Thinking that we can manage financial crises out of existence is an expectation that has no empirical grounds. What country, what population, what economic system has ever seen continuous growth with no halts to its prosperity? I put that question as blithely as I can. Take it further: outside of our own, how many countries or eras have not experienced drastic and crippling economic climates with regular frequency? It is no stretch to say that the large majority of cultures we can survey in history have struggled economically and have found prosperous periods to be more the exception than the rule.

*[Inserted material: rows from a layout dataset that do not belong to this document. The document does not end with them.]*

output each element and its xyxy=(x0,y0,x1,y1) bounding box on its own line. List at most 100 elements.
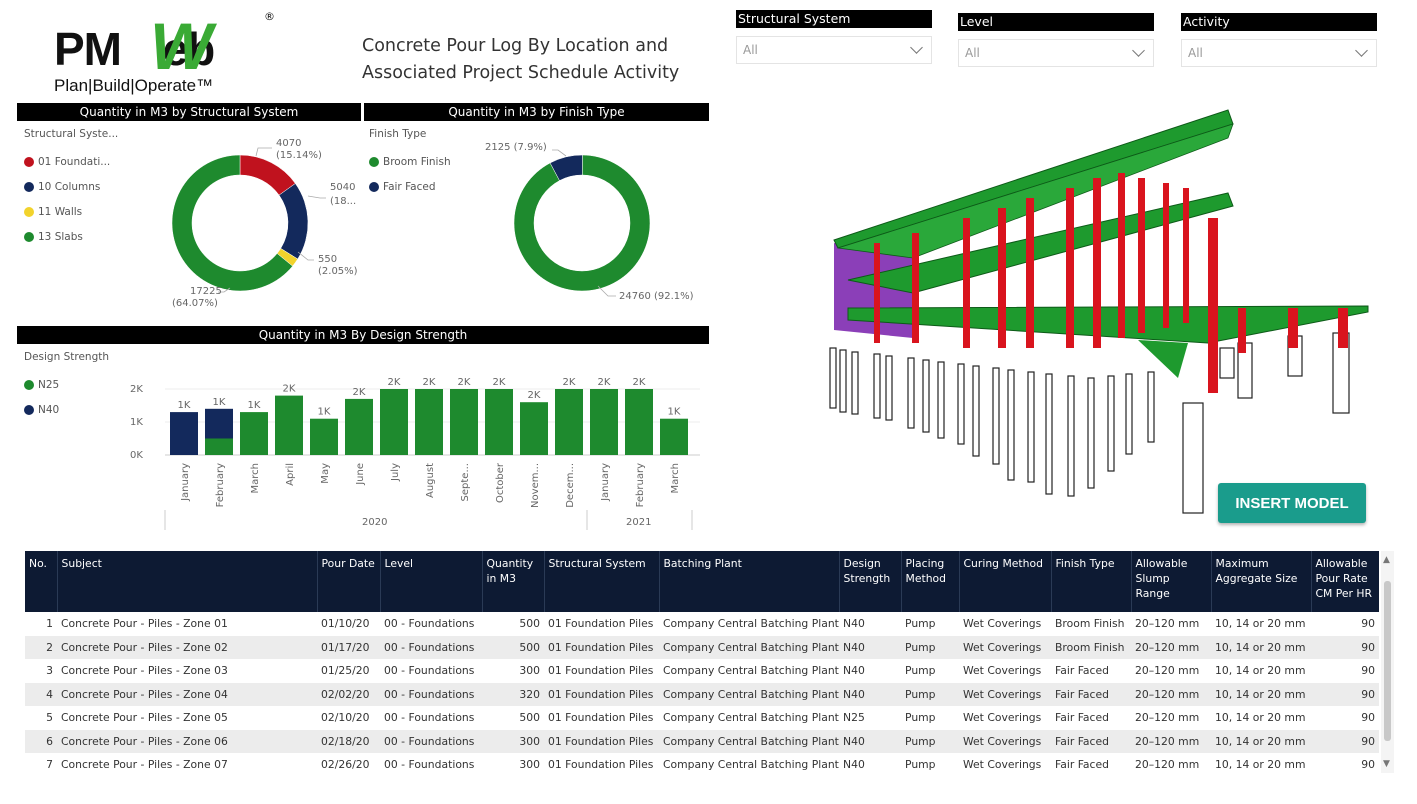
strength-bar-chart[interactable]: 2K 1K 0K 1K January 1K February 1K March 2K Apr… xyxy=(120,360,710,535)
finish-donut-chart[interactable]: 2125 (7.9%) 24760 (92.1%) xyxy=(480,128,710,318)
x-tick-label: May xyxy=(320,463,331,484)
table-cell: 300 xyxy=(519,664,540,678)
table-cell: 500 xyxy=(482,635,544,659)
column-header[interactable]: Maximum Aggregate Size xyxy=(1211,551,1312,612)
table-row[interactable]: 1 Concrete Pour - Piles - Zone 01 01/10/20… xyxy=(25,612,1379,636)
table-row[interactable]: 3 Concrete Pour - Piles - Zone 03 01/25/20… xyxy=(25,659,1379,683)
legend-item[interactable]: 11 Walls xyxy=(24,199,118,224)
bar-n25[interactable] xyxy=(380,389,408,455)
bar-data-label: 2K xyxy=(598,377,611,388)
table-cell: 20–120 mm xyxy=(1135,617,1200,631)
3d-model-viewer[interactable] xyxy=(788,108,1378,528)
bar-n25[interactable] xyxy=(625,389,653,455)
legend-title: Design Strength xyxy=(24,351,110,363)
structural-legend: Structural Syste... 01 Foundati... 10 Co… xyxy=(24,128,118,249)
report-title: Concrete Pour Log By Location and Associ… xyxy=(362,33,692,87)
bar-n25[interactable] xyxy=(590,389,618,455)
table-cell: Pump xyxy=(905,711,936,725)
table-cell: Wet Coverings xyxy=(959,682,1051,706)
y-tick-label: 2K xyxy=(130,384,143,395)
donut-slice[interactable] xyxy=(239,154,296,196)
report-title-line1: Concrete Pour Log By Location and xyxy=(362,36,669,56)
bar-data-label: 2K xyxy=(458,377,471,388)
column-header[interactable]: Structural System xyxy=(544,551,660,612)
column-header[interactable]: No. xyxy=(25,551,58,612)
table-cell: N25 xyxy=(843,711,865,725)
table-cell: 01 Foundation Piles xyxy=(548,664,654,678)
column-header[interactable]: Allowable Pour Rate CM Per HR xyxy=(1311,551,1379,612)
model-piles xyxy=(829,332,1350,514)
bar-n40[interactable] xyxy=(205,408,233,439)
legend-item[interactable]: N25 xyxy=(24,372,109,397)
table-cell: Fair Faced xyxy=(1055,664,1109,678)
bar-n25[interactable] xyxy=(205,438,233,456)
table-cell: 90 xyxy=(1311,729,1379,753)
scroll-up-icon[interactable]: ▲ xyxy=(1383,555,1390,565)
legend-item[interactable]: N40 xyxy=(24,397,109,422)
column-header[interactable]: Finish Type xyxy=(1051,551,1132,612)
table-cell: Wet Coverings xyxy=(959,729,1051,753)
structural-donut-chart[interactable]: 4070 (15.14%) 5040 (18... 550 (2.05%) 17… xyxy=(160,128,360,318)
table-cell: 5 xyxy=(46,711,53,725)
column-header[interactable]: Design Strength xyxy=(839,551,902,612)
bar-data-label: 2K xyxy=(493,377,506,388)
table-cell: 01 Foundation Piles xyxy=(544,635,659,659)
table-row[interactable]: 4 Concrete Pour - Piles - Zone 04 02/02/20… xyxy=(25,682,1379,706)
donut-data-label: 2125 (7.9%) xyxy=(485,142,547,153)
legend-item[interactable]: Broom Finish xyxy=(369,149,451,174)
structural-system-dropdown[interactable]: All xyxy=(736,36,932,64)
column-header[interactable]: Level xyxy=(380,551,483,612)
bar-n25[interactable] xyxy=(310,418,338,455)
column-header[interactable]: Quantity in M3 xyxy=(482,551,545,612)
bar-n25[interactable] xyxy=(345,398,373,455)
bar-n40[interactable] xyxy=(170,412,198,455)
bar-n25[interactable] xyxy=(520,402,548,455)
logo-text: PMWeb xyxy=(54,23,215,75)
table-row[interactable]: 7 Concrete Pour - Piles - Zone 07 02/26/20… xyxy=(25,753,1379,777)
bar-data-label: 1K xyxy=(318,407,331,418)
bar-n25[interactable] xyxy=(240,412,268,455)
scroll-thumb[interactable] xyxy=(1384,581,1391,741)
bar-n25[interactable] xyxy=(275,395,303,455)
donut-slice[interactable] xyxy=(513,154,651,292)
table-cell: 2 xyxy=(25,635,57,659)
bar-n25[interactable] xyxy=(485,389,513,455)
column-header[interactable]: Subject xyxy=(57,551,318,612)
table-cell: Company Central Batching Plant xyxy=(663,758,839,772)
legend-dot xyxy=(24,156,34,167)
table-row[interactable]: 2 Concrete Pour - Piles - Zone 02 01/17/20… xyxy=(25,635,1379,659)
table-cell: Broom Finish xyxy=(1055,617,1125,631)
bar-n25[interactable] xyxy=(415,389,443,455)
table-row[interactable]: 5 Concrete Pour - Piles - Zone 05 02/10/20… xyxy=(25,706,1379,730)
insert-model-button[interactable]: INSERT MODEL xyxy=(1218,483,1366,523)
column-header[interactable]: Batching Plant xyxy=(659,551,840,612)
column-header[interactable]: Pour Date xyxy=(317,551,381,612)
table-cell: Wet Coverings xyxy=(963,617,1042,631)
column-header[interactable]: Placing Method xyxy=(901,551,960,612)
slicer-structural-system: Structural System All xyxy=(736,10,932,64)
table-cell: 00 - Foundations xyxy=(384,758,475,772)
table-cell: Fair Faced xyxy=(1055,711,1109,725)
table-scrollbar[interactable]: ▲ ▼ xyxy=(1381,551,1394,773)
legend-item[interactable]: 10 Columns xyxy=(24,174,118,199)
legend-item[interactable]: 01 Foundati... xyxy=(24,149,118,174)
table-cell: 00 - Foundations xyxy=(384,664,475,678)
table-cell: Concrete Pour - Piles - Zone 04 xyxy=(57,682,317,706)
bar-n25[interactable] xyxy=(555,389,583,455)
activity-dropdown[interactable]: All xyxy=(1181,39,1377,67)
column-header[interactable]: Curing Method xyxy=(959,551,1052,612)
legend-item[interactable]: Fair Faced xyxy=(369,174,451,199)
donut-data-label: 4070 xyxy=(276,138,301,149)
bar-n25[interactable] xyxy=(660,418,688,455)
bar-n25[interactable] xyxy=(450,389,478,455)
bar-data-label: 1K xyxy=(213,397,226,408)
legend-item[interactable]: 13 Slabs xyxy=(24,224,118,249)
table-row[interactable]: 6 Concrete Pour - Piles - Zone 06 02/18/20… xyxy=(25,729,1379,753)
level-dropdown[interactable]: All xyxy=(958,39,1154,67)
column-header[interactable]: Allowable Slump Range xyxy=(1131,551,1212,612)
table-cell: 90 xyxy=(1361,617,1375,631)
scroll-down-icon[interactable]: ▼ xyxy=(1383,759,1390,769)
legend-dot xyxy=(24,181,34,192)
donut-slice[interactable] xyxy=(278,183,309,260)
donut-slice[interactable] xyxy=(171,154,293,292)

Ironically, it is the very affluence that our economy has generated over the last 200 years that has spun off these unrealistic expectations as an unfortunate side effect. The better and more efficient our economy has become at raising our living standards the more we expect what has been, from a long historical perspective, nothing short of stunning. We anticipate the rare and exceptional as a matter of course. We see the miraculous as an entitlement. Any member of the human race belonging to an era other than this most recent who witnessed the kind of prosperity to which we have become accustomed would be dumbfounded. And equally dumbfounded by our lack of perspective.
In the end, we can analyze the causes of this crisis until doomsday. Our differences lay not so much in our interpretations of the analysis as in our philosophical outlook. It is a difference between the Tragic Vision and the Utopian Vision, to borrow Thomas Sowell/Steven Pinker’s portrayal.
The Utopian Vision looks at what went wrong; it asks what needs to be done to prevent such crises from ever happening again; it implicitly assumes that we can permanently correct our present situation if we take the aim seriously enough; and it fully believes that we can ensure a future without similar financial crises. The Tragic Vision (in the ancient Greek sense of Tragedy) looks at what went wrong balanced in the scales of what goes right; it assumes that correcting what is wrong often comes at the expense of what is going well; it asks how to temper what is wrong, not how to eradicate it; and it explicitly assumes that crises and disasters will always be a part of our future - because humanity and the human condition will always be a part of our future (my title, by the way, is adopted from a famous quote by Kant). To the Tragic Vision, victories come in small packages. But small wins that have real impacts on our future are preferable to grandiose plans that have no impact at best, and at worst can bring devastation in its own right. Just like the cure.